El Gran Danes

Gianni Brera, el hombre-periodismo que se inventó desde la pluma toda la cosmogonía del fútbol italiano, en el momento más álgido de su carrera, se encontró con que el mejor jugador italiano, quizá de siempre, era un chico flaquito y artista que desmontaba cada domingo toda la parafernalia que él escribía durante la semana. Se trataba de Gianni Rivera, faro del Milan de Nereo Rocco. Brera, aunque se confirmaría póstumamente que era un fanático del futbolista, se dedicó a despotricar de él en toda oportunidad que podía, incluso pasando al campo de los apodos: lo llamaba desde “medio futbolista” hasta cualquier otra cosa imaginable, siendo el sobrenombre de “L’abatino”, el abad, por su poca propensión a la brega y su aspecto currutaco, el que más mella hizo en el imaginario colectivo. A Rivera no pareció nunca importarle mucho las críticas mientras levantaba tres Scudetti, cuatro Coppa Italia, dos Copas de Europa, dos Recopas y una Intercontinental con el Milan y una Eurocopa con la Nazionale.
Encontrarás las novedades sobre camisetas de futbol de clubes y selecciones.
En aquel entonces, Rivera fue el adalid de una figura que había comenzado a ganar preponderancia en la década de 1940 y que luego del Mundial del 70′ iba a tener un rol central casi a lo largo y ancho del planeta fútbol. El éxito de Gianni durante la década anterior al Mundial de México, en el que no pudo brillar a la altura de su juego a pesar de que Italia llegó a la final, fue una de las bases en las que se cimentó la mitología del enganche (nombre que recibió en Argentina). Básicamente, el del Milan demostró que se podía ser el motor creador y organizativo principal, a veces único, jugando allende del círculo central, más cerca de los atacantes, disparando la producción ofensiva del playmaker. Los herederos de Rivera y sus contemporáneos de desperdigaron por el Mundo, dominando el devenir del juego hasta hace relativamente poco, cuando fueron desplazados por los que en su momento ellos habían desahuciado: los organizadores de la base de la jugada.
Camisetas de fútbol de selecciones nacionales del Mundial 2018, no te pierdas!

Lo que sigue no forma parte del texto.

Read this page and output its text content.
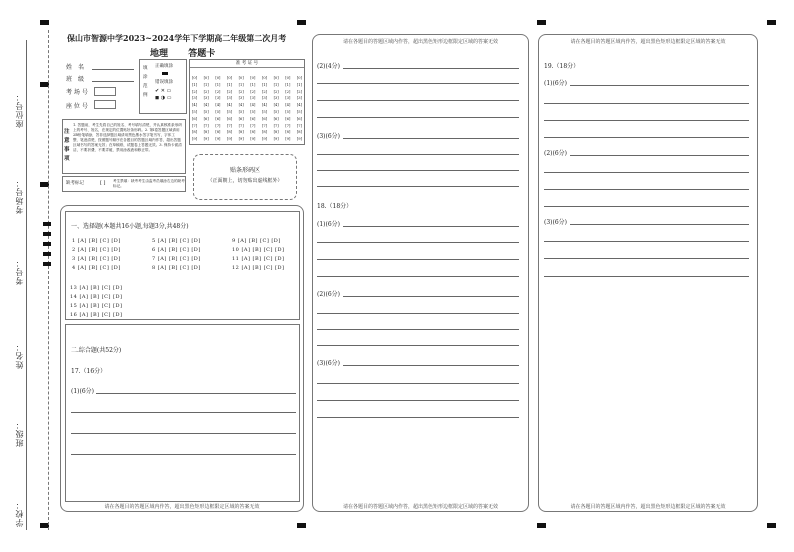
座位号：
考场号：
考号：
姓名：
班级：
学校：
保山市智源中学2023~2024学年下学期高二年级第二次月考
地理 答题卡
姓　名
班　级
考 场 号
座 位 号
填涂范例
正确填涂
错误填涂
✔ ✕ ▭
◼ ◑ ▭
准 考 证 号
[0] [0] [0] [0] [0] [0] [0] [0] [0] [0]
[1] [1] [1] [1] [1] [1] [1] [1] [1] [1]
[2] [2] [2] [2] [2] [2] [2] [2] [2] [2]
[3] [3] [3] [3] [3] [3] [3] [3] [3] [3]
[4] [4] [4] [4] [4] [4] [4] [4] [4] [4]
[5] [5] [5] [5] [5] [5] [5] [5] [5] [5]
[6] [6] [6] [6] [6] [6] [6] [6] [6] [6]
[7] [7] [7] [7] [7] [7] [7] [7] [7] [7]
[8] [8] [8] [8] [8] [8] [8] [8] [8] [8]
[9] [9] [9] [9] [9] [9] [9] [9] [9] [9]
注意事项
1. 答题前，考生先将自己的姓名、考号填写清楚，并认真核准条形码上的考号、姓名，在规定的位置贴好条形码。2. 第Ⅰ卷答题区域请用2B铅笔填涂，答非选择题区域请用黑色墨水签字笔书写，字体工整、笔迹清楚，按照题号顺序在各题目的答题区域内作答，超出答题区域书写的答案无效；在草稿纸、试题卷上答题无效。3. 保持卡面清洁，不要折叠，不要弄破，禁用涂改液和修正带。
缺考标记	[ ] 考生禁填：缺考考生由监考员填涂右边的缺考标记。
贴条形码区
（正面朝上，切勿贴出虚线框外）
请在各题目的答题区域内作答，超出黑色矩形边框限定区域的答案无效
一、选择题(本题共16小题,每题3分,共48分)
1 [A] [B] [C] [D]	5 [A] [B] [C] [D]	9 [A] [B] [C] [D]
2 [A] [B] [C] [D]	6 [A] [B] [C] [D]	10 [A] [B] [C] [D]
3 [A] [B] [C] [D]	7 [A] [B] [C] [D]	11 [A] [B] [C] [D]
4 [A] [B] [C] [D]	8 [A] [B] [C] [D]	12 [A] [B] [C] [D]
13 [A] [B] [C] [D]
14 [A] [B] [C] [D]
15 [A] [B] [C] [D]
16 [A] [B] [C] [D]
二.综合题(共52分)
17.（16分）
(1)(6分)
请在各题目的答题区域内作答，超出黑色矩形边框限定区域的答案无效
请在各题目的答题区域内作答，超出黑色矩形边框限定区域的答案无效
(2)(4分)
(3)(6分)
18.（18分）
(1)(6分)
(2)(6分)
(3)(6分)
请在各题目的答题区域内作答，超出黑色矩形边框限定区域的答案无效
请在各题目的答题区域内作答，超出黑色矩形边框限定区域的答案无效
19.（18分）
(1)(6分)
(2)(6分)
(3)(6分)
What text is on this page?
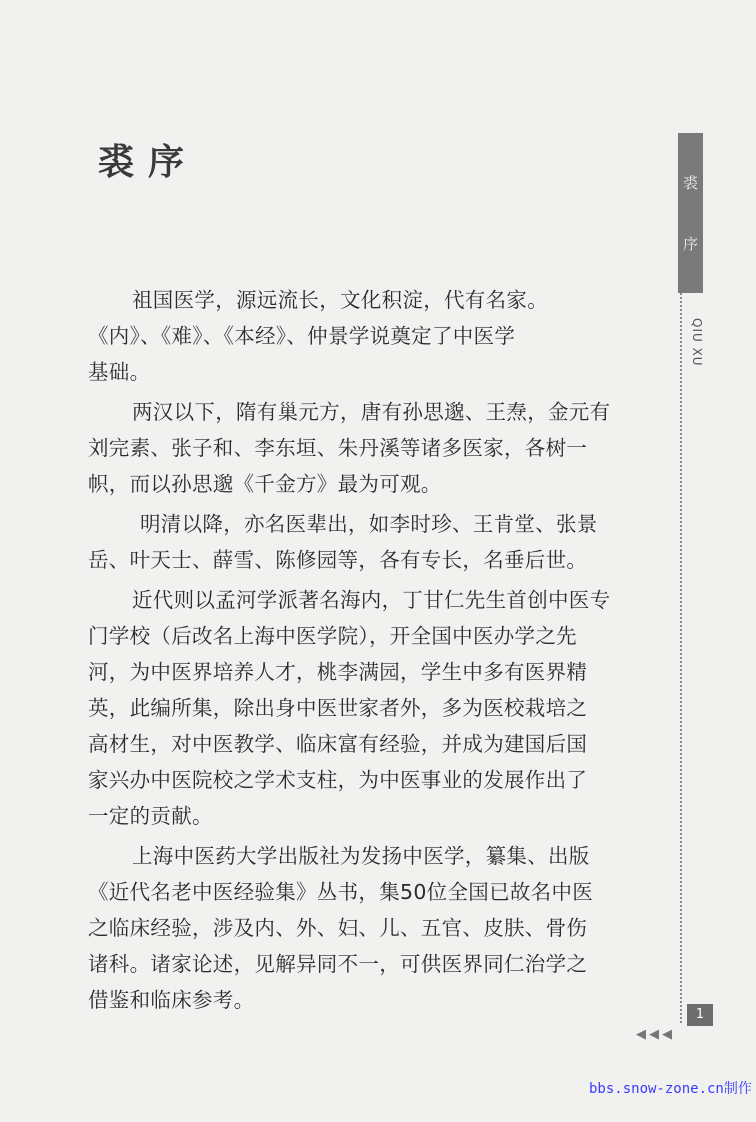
裘序
祖国医学，源远流长，文化积淀，代有名家。
《内》、《难》、《本经》、仲景学说奠定了中医学
基础。
两汉以下，隋有巢元方，唐有孙思邈、王焘，金元有
刘完素、张子和、李东垣、朱丹溪等诸多医家，各树一
帜，而以孙思邈《千金方》最为可观。
明清以降，亦名医辈出，如李时珍、王肯堂、张景
岳、叶天士、薛雪、陈修园等，各有专长，名垂后世。
近代则以孟河学派著名海内，丁甘仁先生首创中医专
门学校（后改名上海中医学院），开全国中医办学之先
河，为中医界培养人才，桃李满园，学生中多有医界精
英，此编所集，除出身中医世家者外，多为医校栽培之
高材生，对中医教学、临床富有经验，并成为建国后国
家兴办中医院校之学术支柱，为中医事业的发展作出了
一定的贡献。
上海中医药大学出版社为发扬中医学，纂集、出版
《近代名老中医经验集》丛书，集50位全国已故名中医
之临床经验，涉及内、外、妇、儿、五官、皮肤、骨伤
诸科。诸家论述，见解异同不一，可供医界同仁治学之
借鉴和临床参考。
裘
序
QIU XU
1
◀◀◀
bbs.snow-zone.cn制作
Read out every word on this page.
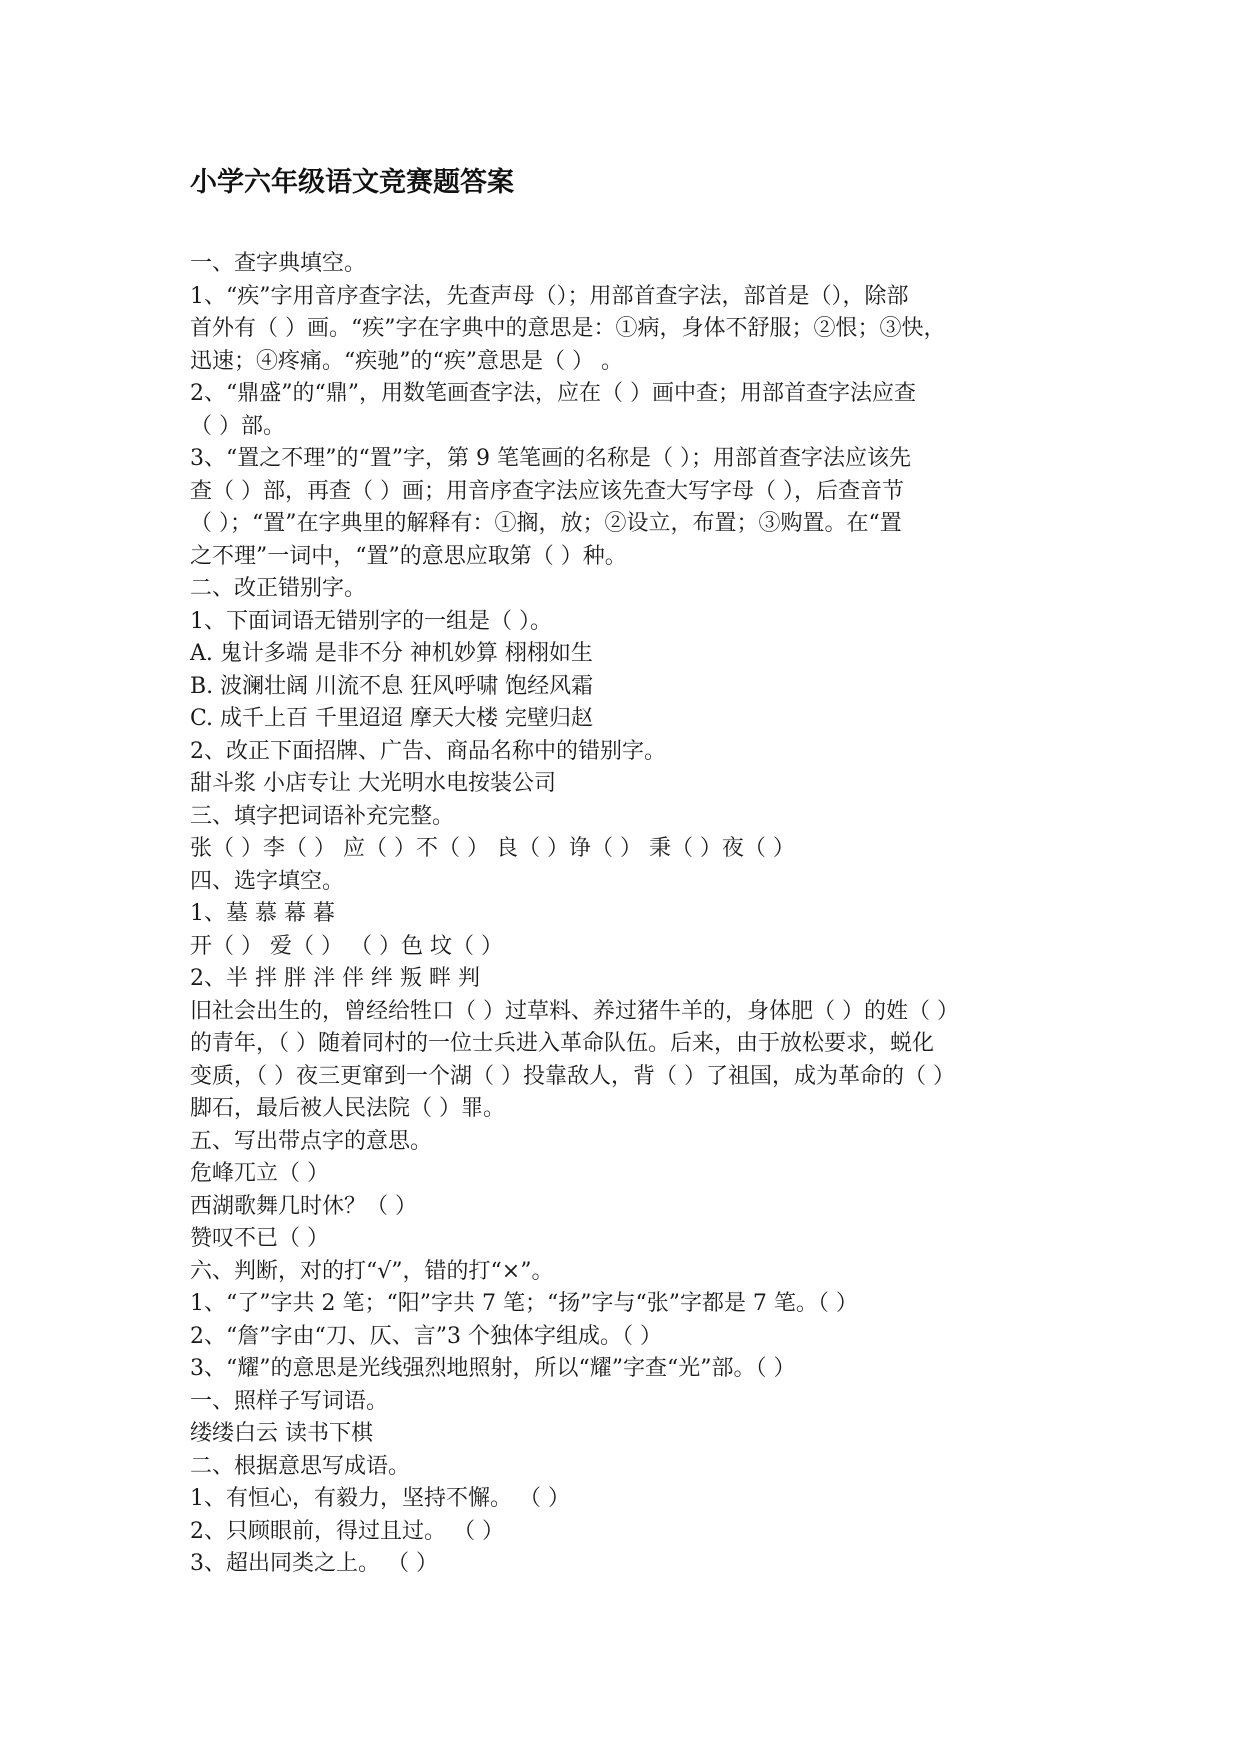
小学六年级语文竞赛题答案
一、查字典填空。
1、“疾”字用音序查字法，先查声母（）；用部首查字法，部首是（），除部
首外有（ ）画。“疾”字在字典中的意思是：①病，身体不舒服；②恨；③快，
迅速；④疼痛。“疾驰”的“疾”意思是（ ） 。
2、“鼎盛”的“鼎”，用数笔画查字法，应在（ ）画中查；用部首查字法应查
（ ）部。
3、“置之不理”的“置”字，第 9 笔笔画的名称是（ ）；用部首查字法应该先
查（ ）部，再查（ ）画；用音序查字法应该先查大写字母（ ），后查音节
（ ）；“置”在字典里的解释有：①搁，放；②设立，布置；③购置。在“置
之不理”一词中，“置”的意思应取第（ ）种。
二、改正错别字。
1、下面词语无错别字的一组是（ ）。
A. 鬼计多端 是非不分 神机妙算 栩栩如生
B. 波澜壮阔 川流不息 狂风呼啸 饱经风霜
C. 成千上百 千里迢迢 摩天大楼 完壁归赵
2、改正下面招牌、广告、商品名称中的错别字。
甜斗浆 小店专让 大光明水电按装公司
三、填字把词语补充完整。
张（ ）李（ ） 应（ ）不（ ） 良（ ）诤（ ） 秉（ ）夜（ ）
四、选字填空。
1、墓 慕 幕 暮
开（ ） 爱（ ） （ ）色 坟（ ）
2、半 拌 胖 泮 伴 绊 叛 畔 判
旧社会出生的，曾经给牲口（ ）过草料、养过猪牛羊的，身体肥（ ）的姓（ ）
的青年，（ ）随着同村的一位士兵进入革命队伍。后来，由于放松要求，蜕化
变质，（ ）夜三更窜到一个湖（ ）投靠敌人，背（ ）了祖国，成为革命的（ ）
脚石，最后被人民法院（ ）罪。
五、写出带点字的意思。
危峰兀立（ ）
西湖歌舞几时休？（ ）
赞叹不已（ ）
六、判断，对的打“√”，错的打“×”。
1、“了”字共 2 笔；“阳”字共 7 笔；“扬”字与“张”字都是 7 笔。（ ）
2、“詹”字由“刀、仄、言”3 个独体字组成。（ ）
3、“耀”的意思是光线强烈地照射，所以“耀”字查“光”部。（ ）
一、照样子写词语。
缕缕白云 读书下棋
二、根据意思写成语。
1、有恒心，有毅力，坚持不懈。 （ ）
2、只顾眼前，得过且过。 （ ）
3、超出同类之上。 （ ）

Las razones de dicha sucesión son variadas y no tienen cabida en este artículo, pero sí hay que decir que hasta hace nada se veía la reaparición de los de la estirpe de Rivera como una quimera. Sin embargo, dos de los mejores mediocampistas de lo que llevamos de 2017 se vienen desempeñando en esa demarcación: uno es Isco, que come aparte, y el otro es Christian Eriksen, el monje danés del Tottenham Hotspurs.

Durante las últimas dos temporadas, el Tottenham ha venido implementando dos esquemas básicos dependiendo de como organice su defensa: uno es el 4-2-3-1, sobre todo con Dembelé, y el otro es un 3-5-2 (O 3-6-1, dependiendo de los nombres elegidos por Pochettino), que con la lesión prologanda del belga y el fichaje de Dávinson Sánchez se ha convertido en el estándar para esta temporada. Más allá del sistema, la posición de Eriksen no varía: mediocampista ofensivo ligeramente escorado a la derecha (foto de la izquierda) o sobre el otro lado cuando comparte con Sissoko en el once, siendo el francés quien se recuesta sobre el perfil diestro.